Grey’s greater concern may lie in their thinning depth across PH5 derby fixtures. Full dominance beyond the A-team may be unrealistic, but remaining competitive across the programme — and protecting a credible win-loss record on the biggest days — is fundamental to who they are.
With a new forwards coach on board and a new Director of Rugby set to add further coaching weight, and the highly regarded Bobby Joubert already adding significant value as Head of Rugby, the support structure is formidable. The flip side, however, is accountability. In a fiercely competitive PH5, the pressure on Grey to deliver in 2026 will be immense.
3. Pieter Rossouw (Paarl Gymnasium)
If there is a household name in schoolboy rugby, it is Pieter Rossouw. Widely regarded as the best in the business, he enters 2026 with what many insiders see as the strongest title credentials.
Gim’s rugby blueprint is arguably the gold standard, and they head into 2026 as favourites, bolstered by a strong core of returning, experienced u19A campaigners.
The main obstacle is Paarl Interskole.
That final clash with Boishaai is rugby’s ultimate lottery — where form, rankings and logic routinely mean nothing.

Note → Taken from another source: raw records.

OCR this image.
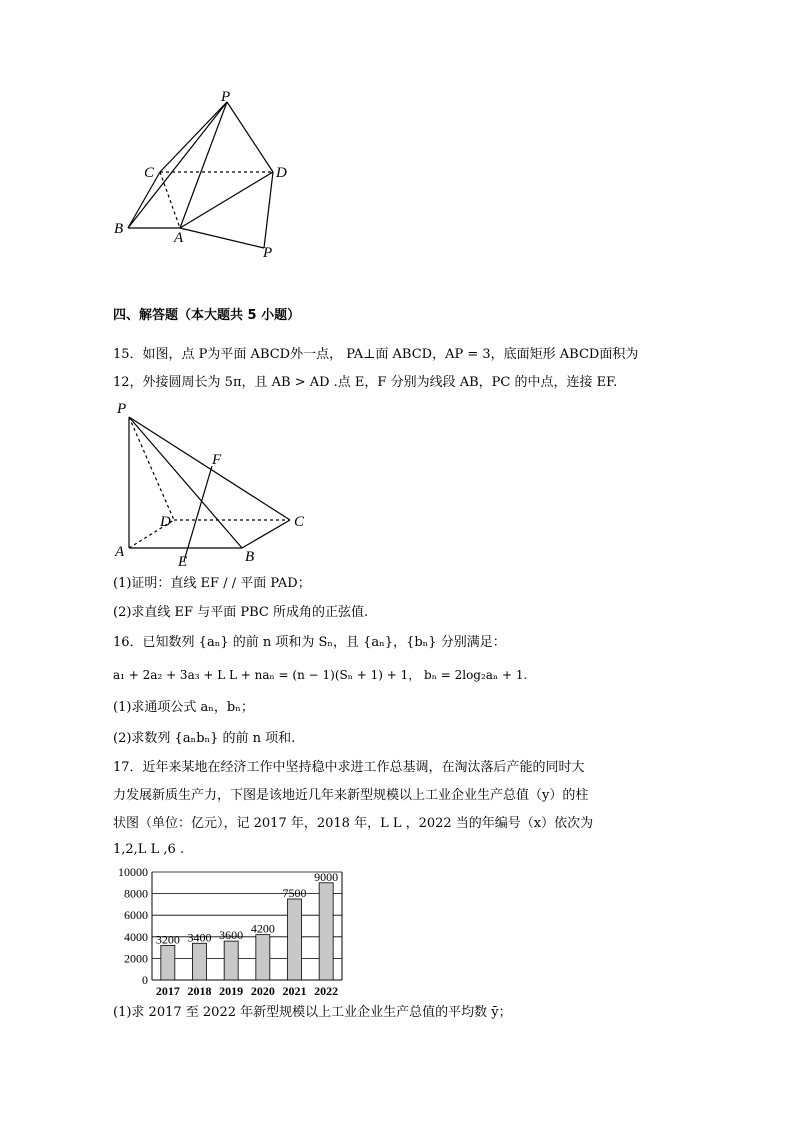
P
C	D
B
A
P
四、解答题（本大题共 5 小题）
15．如图，点 P为平面 ABCD外一点， PA⊥面 ABCD，AP = 3，底面矩形 ABCD面积为
12，外接圆周长为 5π，且 AB > AD .点 E，F 分别为线段 AB，PC 的中点，连接 EF.
P
F
D	C
A
E	B
(1)证明：直线 EF / / 平面 PAD；
(2)求直线 EF 与平面 PBC 所成角的正弦值.
16．已知数列 {aₙ} 的前 n 项和为 Sₙ，且 {aₙ}，{bₙ} 分别满足：
a₁ + 2a₂ + 3a₃ + L L + naₙ = (n − 1)(Sₙ + 1) + 1， bₙ = 2log₂aₙ + 1.
(1)求通项公式 aₙ，bₙ；
(2)求数列 {aₙbₙ} 的前 n 项和.
17．近年来某地在经济工作中坚持稳中求进工作总基调，在淘汰落后产能的同时大
力发展新质生产力，下图是该地近几年来新型规模以上工业企业生产总值（y）的柱
状图（单位：亿元），记 2017 年，2018 年，L L ，2022 当的年编号（x）依次为
1,2,L L ,6 .
0
2000
4000
6000
8000
10000
3200
2017
3400
2018
3600
2019
4200
2020
7500
2021
9000
2022
(1)求 2017 至 2022 年新型规模以上工业企业生产总值的平均数 ȳ；
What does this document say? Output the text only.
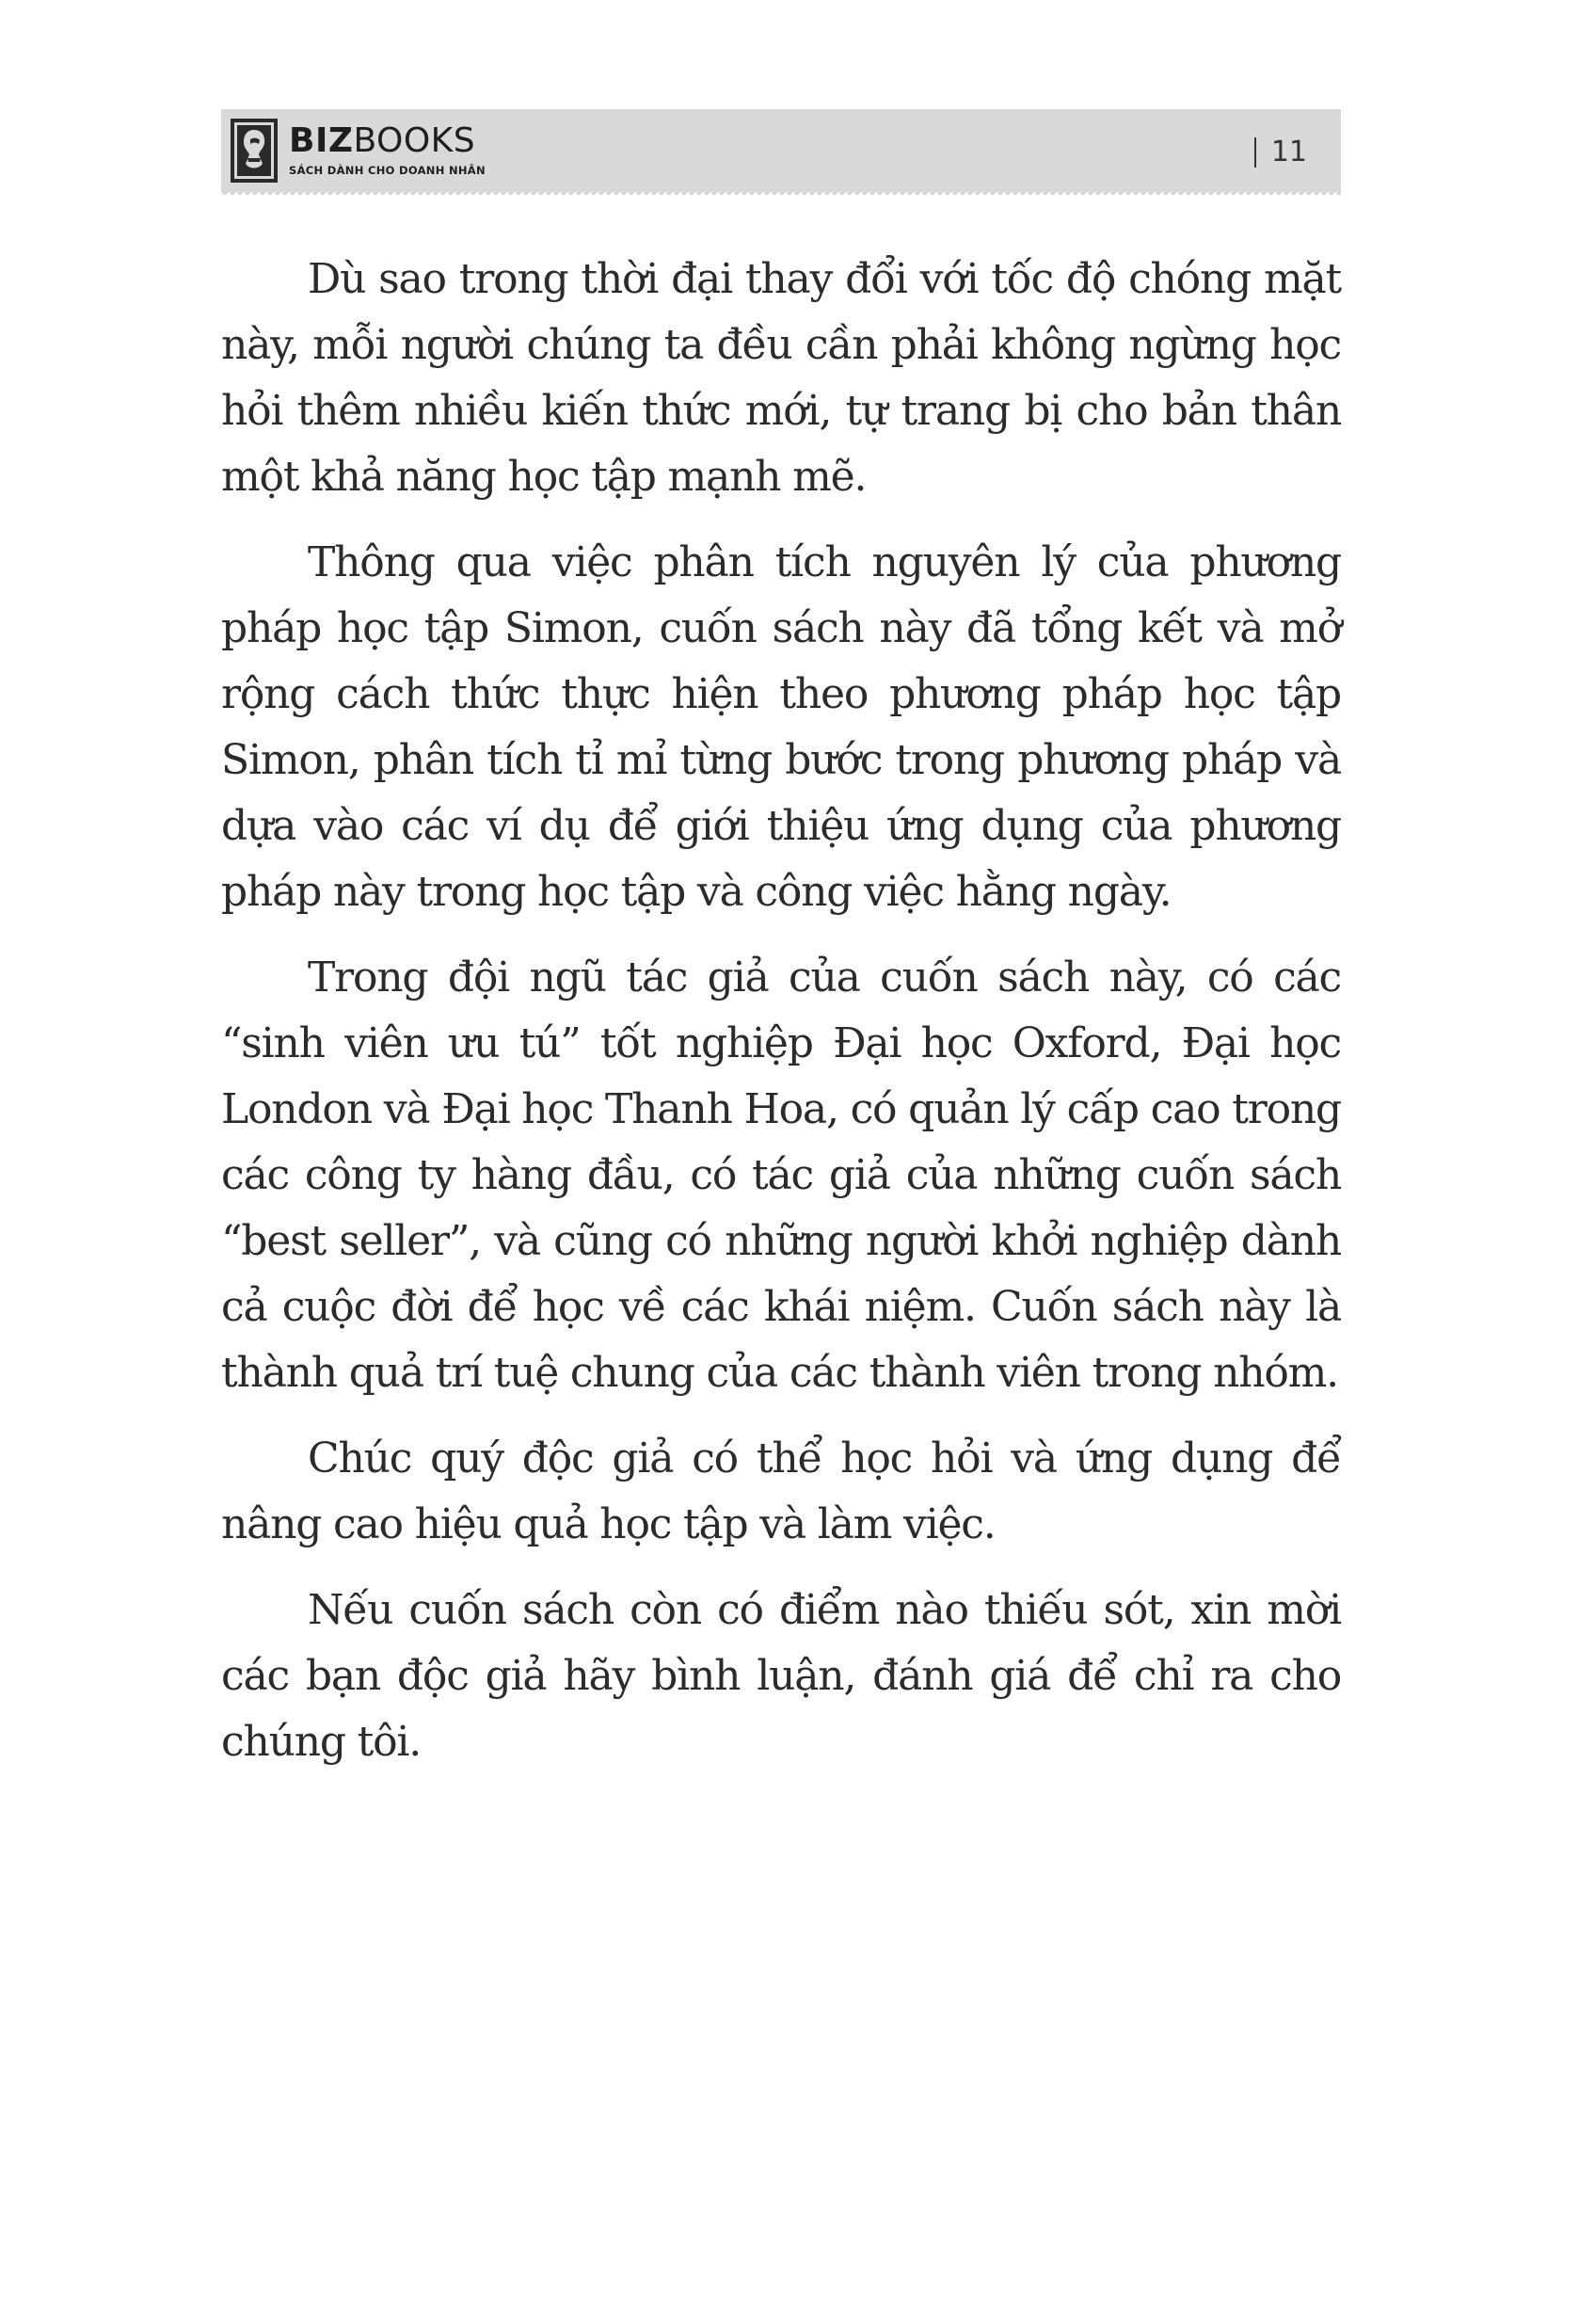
BIZBOOKS
SÁCH DÀNH CHO DOANH NHÂN
11

Dù sao trong thời đại thay đổi với tốc độ chóng mặt này, mỗi người chúng ta đều cần phải không ngừng học hỏi thêm nhiều kiến thức mới, tự trang bị cho bản thân một khả năng học tập mạnh mẽ.

Thông qua việc phân tích nguyên lý của phương pháp học tập Simon, cuốn sách này đã tổng kết và mở rộng cách thức thực hiện theo phương pháp học tập Simon, phân tích tỉ mỉ từng bước trong phương pháp và dựa vào các ví dụ để giới thiệu ứng dụng của phương pháp này trong học tập và công việc hằng ngày.

Trong đội ngũ tác giả của cuốn sách này, có các “sinh viên ưu tú” tốt nghiệp Đại học Oxford, Đại học London và Đại học Thanh Hoa, có quản lý cấp cao trong các công ty hàng đầu, có tác giả của những cuốn sách “best seller”, và cũng có những người khởi nghiệp dành cả cuộc đời để học về các khái niệm. Cuốn sách này là thành quả trí tuệ chung của các thành viên trong nhóm.

Chúc quý độc giả có thể học hỏi và ứng dụng để nâng cao hiệu quả học tập và làm việc.

Nếu cuốn sách còn có điểm nào thiếu sót, xin mời các bạn độc giả hãy bình luận, đánh giá để chỉ ra cho chúng tôi.
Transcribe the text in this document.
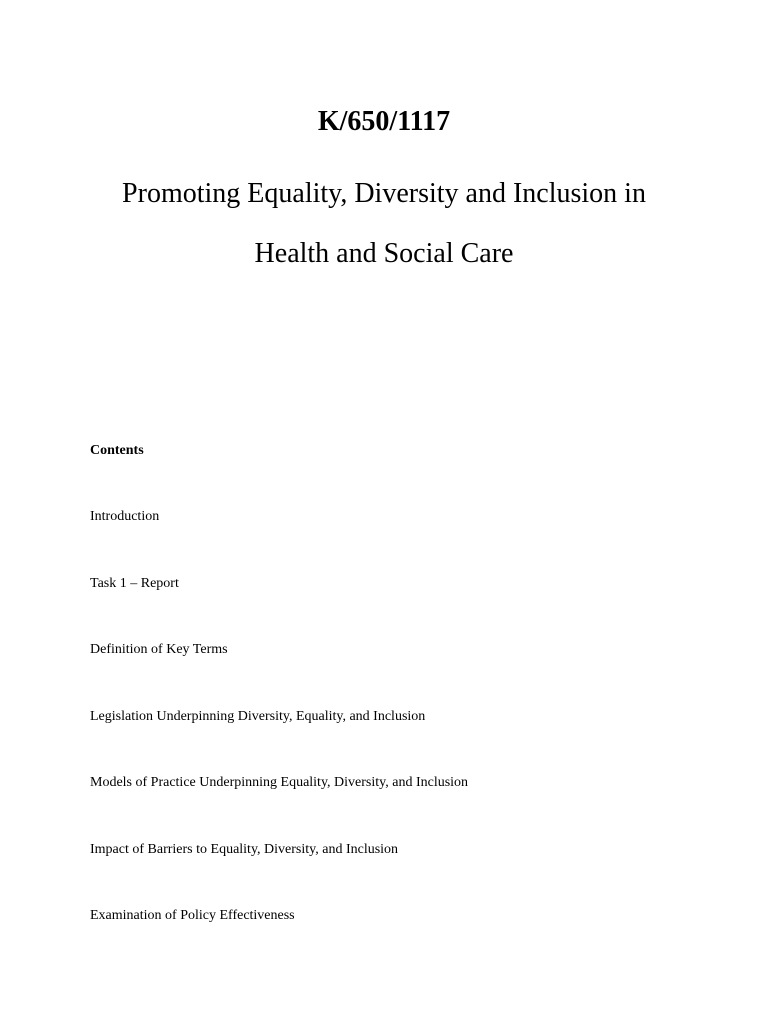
K/650/1117
Promoting Equality, Diversity and Inclusion in
Health and Social Care

Contents

Introduction
Task 1 – Report
Definition of Key Terms
Legislation Underpinning Diversity, Equality, and Inclusion
Models of Practice Underpinning Equality, Diversity, and Inclusion
Impact of Barriers to Equality, Diversity, and Inclusion
Examination of Policy Effectiveness
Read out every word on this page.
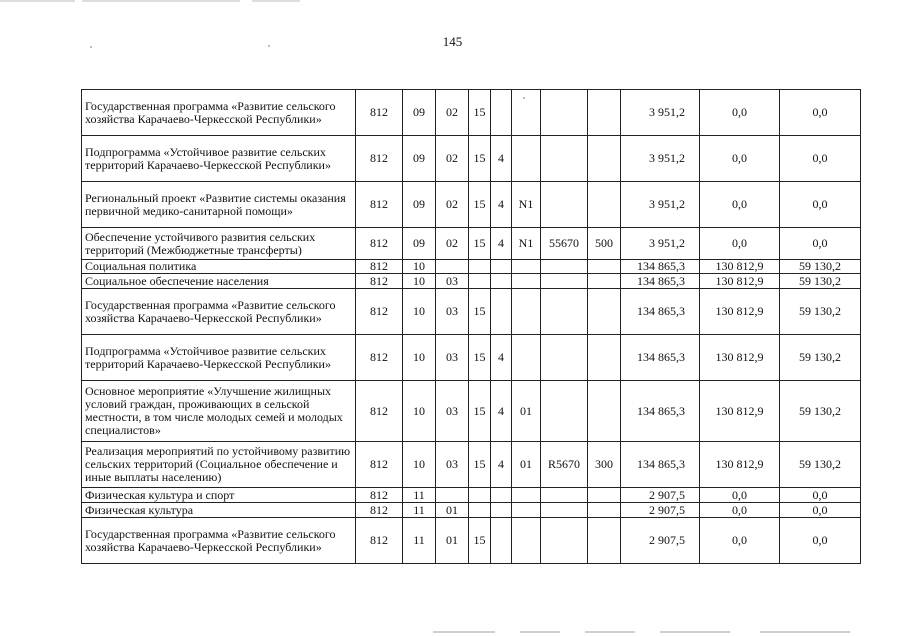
145
Государственная программа «Развитие сельского хозяйства Карачаево-Черкесской Республики»	812	09	02	15					3 951,2	0,0	0,0
Подпрограмма «Устойчивое развитие сельских территорий Карачаево-Черкесской Республики»	812	09	02	15	4				3 951,2	0,0	0,0
Региональный проект «Развитие системы оказания первичной медико-санитарной помощи»	812	09	02	15	4	N1			3 951,2	0,0	0,0
Обеспечение устойчивого развития сельских территорий (Межбюджетные трансферты)	812	09	02	15	4	N1	55670	500	3 951,2	0,0	0,0
Социальная политика	812	10							134 865,3	130 812,9	59 130,2
Социальное обеспечение населения	812	10	03						134 865,3	130 812,9	59 130,2
Государственная программа «Развитие сельского хозяйства Карачаево-Черкесской Республики»	812	10	03	15					134 865,3	130 812,9	59 130,2
Подпрограмма «Устойчивое развитие сельских территорий Карачаево-Черкесской Республики»	812	10	03	15	4				134 865,3	130 812,9	59 130,2
Основное мероприятие «Улучшение жилищных условий граждан, проживающих в сельской местности, в том числе молодых семей и молодых специалистов»	812	10	03	15	4	01			134 865,3	130 812,9	59 130,2
Реализация мероприятий по устойчивому развитию сельских территорий (Социальное обеспечение и иные выплаты населению)	812	10	03	15	4	01	R5670	300	134 865,3	130 812,9	59 130,2
Физическая культура и спорт	812	11							2 907,5	0,0	0,0
Физическая культура	812	11	01						2 907,5	0,0	0,0
Государственная программа «Развитие сельского хозяйства Карачаево-Черкесской Республики»	812	11	01	15					2 907,5	0,0	0,0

In 2025, it became the title decider, slipping away by two points. And therein lies the cruelty: Gim’s entire season is judged on one afternoon.
Finishing second in 2025 was no small achievement. Since 2010, Gim have managed just two second-place finishes, alongside two national titles. Yet pressure remains relentless, especially with the departure of highly rated forwards coach Helmut Lehmann to the professional ranks at Western Province and the Stormers.
4. Ruan Jacobs (Afrikaanse Hoër Seunskool)
The youngest coach in the PH5, Ruan’s stock continues to rise — so much so that he sits firmly on the Bulls’ radar. The departure of twin brother Neill to Loftus increases his workload, but Affies’ systems are famously robust. The machine will keep running.
Affies cleared a major psychological hurdle in 2025, showing the grit to come from behind to draw with Gim and then close out a tight win over Paul Roos. Their forward packs remain outstanding — dominant, disciplined and brutally effective.
The lingering question is out wide. Despite regular front-foot ball, the backs have too often gone missing in the biggest tests. Coaching evolution is required to turn opportunity into knock-out blows. With a knowledgeable and demanding supporter base fully aware of the squad’s quality, the pressure to reclaim the national No.1 ranking will only intensify in 2026.
5. Sean Erasmus (Paarl Boys’ High)
A coach with one of the highest rugby IQs in the school game, Sean reclaimed top spot in 2025 — a welcome return to the summit after a lean spell, particularly a bruising 2024 with a young side that suffered a record defeat to Gim. The title meant Boishaai head coach now holds four national No.1 finishes, more than all four of his PH5 counterparts combined.
While 2025 fell one result short of matching the golden, unbeaten local run of 2015–2017, it restored Boishaai’s authority. Heading into 2026, Erasmus arguably carries the least immediate pressure of the PH5 coaches.
Yet vulnerabilities remain. Boishaai are widely viewed as the most likely PH5 side to stumble against an outsider — and one slip could see pressure surge back swiftly. Complicating matters is the vacant Director of Rugby role following Neil de Bruin’s move to the Bulls, leaving Erasmus to juggle increased responsibility while rebuilding a squad with only two regular starters returning.
The Verdict
The PH5 remain South African schoolboy rugby’s iron core. But dominance breeds expectation, and expectation breeds pressure. In 2026, reputations will be tested, legacies nudged, and patience stretched to its limit. In this arena, second place is rarely enough — and excuses, as valid as they may be, do not survive the winter.